Well, the list has plenty of names; Even on Wednesday morning rumours indicated Gareth Southgate, the man who led England U-21 to the finals of the European Championship, would be the man to replace Hodgson. He has previously played for England and was the manager of Middlesbrough, the last time they were in the English top flight. He enjoyed a three-year top flight spell only to see his side get relegated in 2009.

Also read: Euro 2016: Why Roy Hodgson was never the right choice for England manager

However, that is the past, as he has shown no interest to take over a hectic, challenging job as the English national team boss.

The next in line are Sam Allardyce, Alan Pardew, Arsene Wenger and Laurent Blanc.

Arsene Wenger’s appointment would be a bit far-fetched as Arsenal has no intention to part with him and he himself would be aware of the pay-cheque difference if he takes over Roy Hodgson’s position.

Alan Pardew is again not the most obvious choice as both he and Arsene Wenger seem to replicate plenty of Hodgson’s values and attributes. He has his contract at Crystal Palace till 2018 and is not likely to take over such a demanding position.

The mystery pretty much surrounds Sam Allardyce and Laurent Blanc who has recently parted with Paris giants, PSG. Sam Allardyce had a relatively mediocre season with Sunderland which saw them barely managing to stay in the top flight by finishing seventeenth. Yet Allardyce’s experience and tactical acumen is something England severely lacks. He was the sole man responsible for Bolton’s rise from the Championship to European cup competition and he has been very successful with middle-table teams in the Premiership since 2008.

Big Sam’s tactics

Sam Allardyce
Allardyce’s tactics would be questioned by many but he does have a great track record

A firm believer in the ‘long-ball’ play and set-pieces, his style of play would be somewhat different to the possession-based-football which English teams under Capello and Hodgson played. His defensive strategies are an art which cannot be compared, something which even sent the Jose Mourinho into a rant of how Allardyce’s men play ‘19th century football’.  

However, that does not, in the least, diminish the chances of Laurent Blanc.

The primary thing that works for Blanc in this instant is that he is currently unemployed. Whosoever would be taking over would fully comprehend the gravity of the position and the burden of English expectations.

Many pundits have the expectations that he can change England’s fortunes and settle the team egos, which has been a driving factor behind their persistent failures. He guided France to the quarters of 2012 Euros, after the mutiny which brewed in the team following a catastrophic World Cup 2010 outing.

Blanc has been successful in France’s premier domestic league winning three titles back-to-back yet his European credentials in knock-out phases is something yet not validated. He has not been able to take PSG to the semis of the Champions League in three attempts, despite boasting of some huge talents in Europe.

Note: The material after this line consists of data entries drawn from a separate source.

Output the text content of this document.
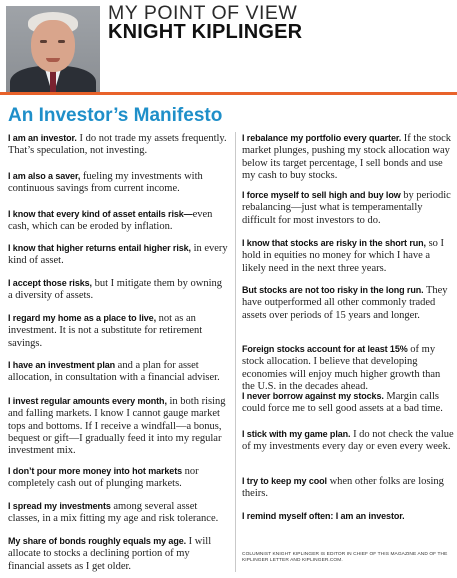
MY POINT OF VIEW
KNIGHT KIPLINGER
An Investor’s Manifesto

I am an investor. I do not trade my assets frequently. That’s speculation, not investing.

I am also a saver, fueling my investments with continuous savings from current income.

I know that every kind of asset entails risk—even cash, which can be eroded by inflation.

I know that higher returns entail higher risk, in every kind of asset.

I accept those risks, but I mitigate them by owning a diversity of assets.

I regard my home as a place to live, not as an investment. It is not a substitute for retirement savings.

I have an investment plan and a plan for asset allocation, in consultation with a financial adviser.

I invest regular amounts every month, in both rising and falling markets. I know I cannot gauge market tops and bottoms. If I receive a windfall—a bonus, bequest or gift—I gradually feed it into my regular investment mix.

I don’t pour more money into hot markets nor completely cash out of plunging markets.

I spread my investments among several asset classes, in a mix fitting my age and risk tolerance.

My share of bonds roughly equals my age. I will allocate to stocks a declining portion of my financial assets as I get older.

I rebalance my portfolio every quarter. If the stock market plunges, pushing my stock allocation way below its target percentage, I sell bonds and use my cash to buy stocks.

I force myself to sell high and buy low by periodic rebalancing—just what is temperamentally difficult for most investors to do.

I know that stocks are risky in the short run, so I hold in equities no money for which I have a likely need in the next three years.

But stocks are not too risky in the long run. They have outperformed all other commonly traded assets over periods of 15 years and longer.

Foreign stocks account for at least 15% of my stock allocation. I believe that developing economies will enjoy much higher growth than the U.S. in the decades ahead.

I never borrow against my stocks. Margin calls could force me to sell good assets at a bad time.

I stick with my game plan. I do not check the value of my investments every day or even every week.

I try to keep my cool when other folks are losing theirs.

I remind myself often: I am an investor.

COLUMNIST KNIGHT KIPLINGER IS EDITOR IN CHIEF OF THIS MAGAZINE AND OF THE KIPLINGER LETTER AND KIPLINGER.COM.
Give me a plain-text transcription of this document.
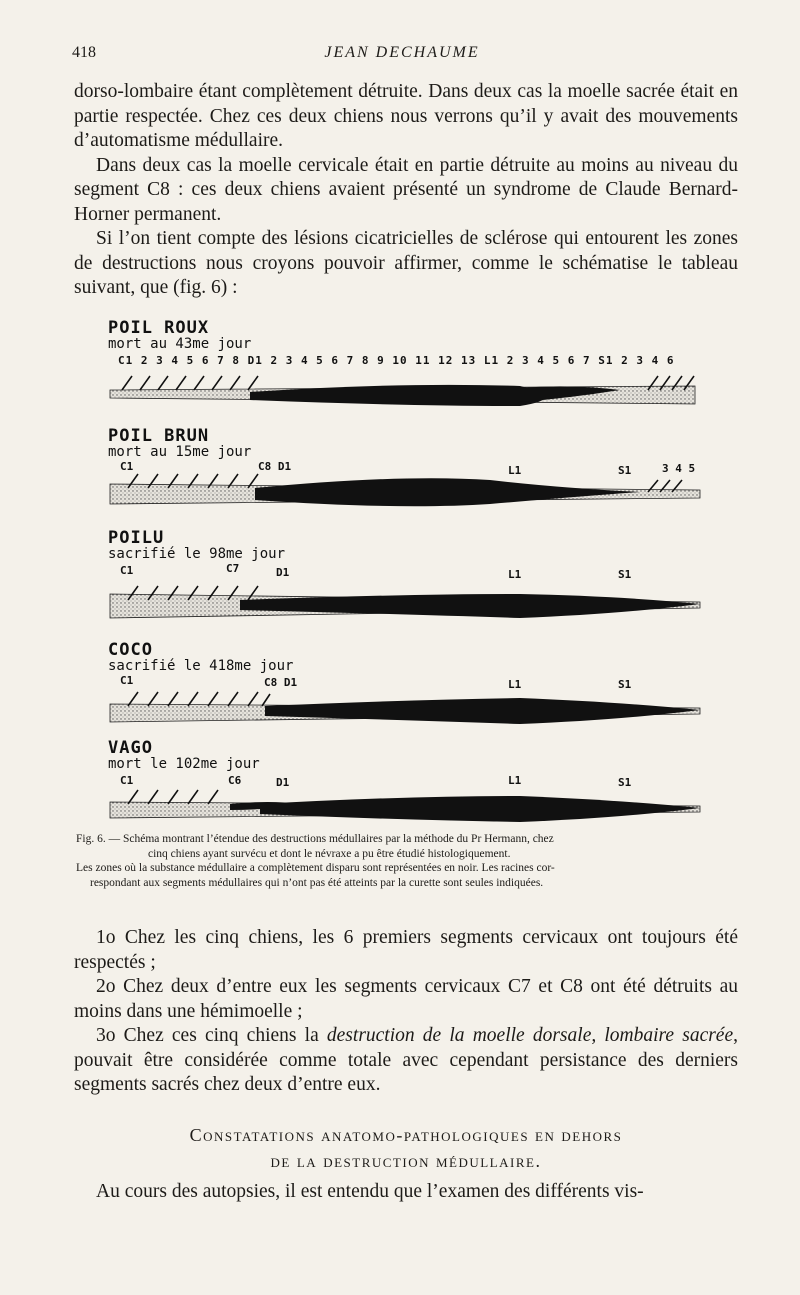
418	JEAN DECHAUME

dorso-lombaire étant complètement détruite. Dans deux cas la moelle sacrée était en partie respectée. Chez ces deux chiens nous verrons qu’il y avait des mouvements d’automatisme médullaire.

Dans deux cas la moelle cervicale était en partie détruite au moins au niveau du segment C8 : ces deux chiens avaient présenté un syndrome de Claude Bernard-Horner permanent.

Si l’on tient compte des lésions cicatricielles de sclérose qui entourent les zones de destructions nous croyons pouvoir affirmer, comme le schématise le tableau suivant, que (fig. 6) :

POIL ROUX
mort au 43me jour
C1 2 3 4 5 6 7 8 D1 2 3 4 5 6 7 8 9 10 11 12 13 L1 2 3 4 5 6 7 S1 2 3 4 6
POIL BRUN
mort au 15me jour
C1	C8 D1	L1	S1	3 4 5
POILU
sacrifié le 98me jour
C1	C7	D1	L1	S1
COCO
sacrifié le 418me jour
C1	C8 D1	L1	S1
VAGO
mort le 102me jour
C1	C6	D1	L1	S1

Fig. 6. — Schéma montrant l’étendue des destructions médullaires par la méthode du Pr Hermann, chez

cinq chiens ayant survécu et dont le névraxe a pu être étudié histologiquement.

Les zones où la substance médullaire a complètement disparu sont représentées en noir. Les racines cor-

respondant aux segments médullaires qui n’ont pas été atteints par la curette sont seules indiquées.

1o Chez les cinq chiens, les 6 premiers segments cervicaux ont toujours été respectés ;

2o Chez deux d’entre eux les segments cervicaux C7 et C8 ont été détruits au moins dans une hémimoelle ;

3o Chez ces cinq chiens la destruction de la moelle dorsale, lombaire sacrée, pouvait être considérée comme totale avec cependant persistance des derniers segments sacrés chez deux d’entre eux.

Constatations anatomo-pathologiques en dehors
de la destruction médullaire.
Au cours des autopsies, il est entendu que l’examen des différents vis-
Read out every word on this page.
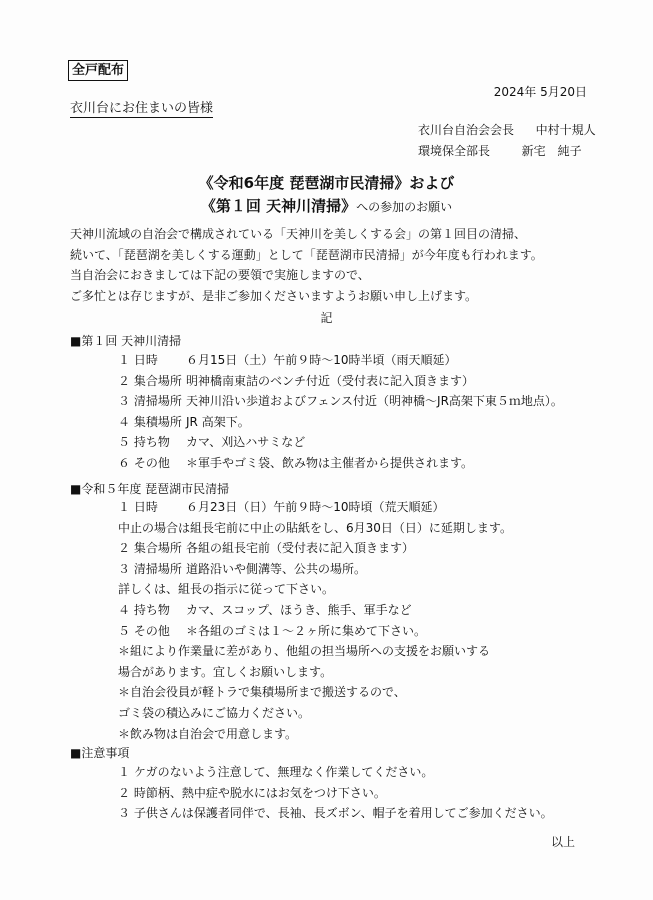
全戸配布
2024年 5月20日
衣川台にお住まいの皆様
衣川台自治会会長 中村十規人
環境保全部長	新宅　純子
《令和6年度 琵琶湖市民清掃》および
《第１回 天神川清掃》への参加のお願い
天神川流域の自治会で構成されている「天神川を美しくする会」の第１回目の清掃、
続いて、「琵琶湖を美しくする運動」として「琵琶湖市民清掃」が今年度も行われます。
当自治会におきましては下記の要領で実施しますので、
ご多忙とは存じますが、是非ご参加くださいますようお願い申し上げます。
記
■第１回 天神川清掃
１ 日時	６月15日（土）午前９時〜10時半頃（雨天順延）
２ 集合場所 明神橋南東詰のベンチ付近（受付表に記入頂きます）
３ 清掃場所 天神川沿い歩道およびフェンス付近（明神橋〜JR高架下東５ｍ地点）。
４ 集積場所 JR 高架下。
５ 持ち物	カマ、刈込ハサミなど
６ その他	＊軍手やゴミ袋、飲み物は主催者から提供されます。
■令和５年度 琵琶湖市民清掃
１ 日時	６月23日（日）午前９時〜10時頃（荒天順延）
中止の場合は組長宅前に中止の貼紙をし、6月30日（日）に延期します。
２ 集合場所 各組の組長宅前（受付表に記入頂きます）
３ 清掃場所 道路沿いや側溝等、公共の場所。
詳しくは、組長の指示に従って下さい。
４ 持ち物	カマ、スコップ、ほうき、熊手、軍手など
５ その他	＊各組のゴミは１〜２ヶ所に集めて下さい。
＊組により作業量に差があり、他組の担当場所への支援をお願いする
場合があります。宜しくお願いします。
＊自治会役員が軽トラで集積場所まで搬送するので、
ゴミ袋の積込みにご協力ください。
＊飲み物は自治会で用意します。
■注意事項
１ ケガのないよう注意して、無理なく作業してください。
２ 時節柄、熱中症や脱水にはお気をつけ下さい。
３ 子供さんは保護者同伴で、長袖、長ズボン、帽子を着用してご参加ください。
以上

Though he has won silverware as a manager of a club like PSG in a league, far less competitive than Allardyce’s eight-year straight stint in the English Premier League, expectations from him cannot be flying high, as he has yet a lot to prove. 

England has seen plenty of managers in the last decade or so, who have taken them to the pre-quarters and quarters, so his ability to do better than that, at this point of time, seems overwhelmingly unwieldy.

The FA will seek the advice of Steven Gerrard, Rio Ferdinand and Alan Shearer before making their move, and it would not in any way come before the finals of the Euros.

As of now, it is safe to say Allardyce’s appointment can only be the appointment to look forward to.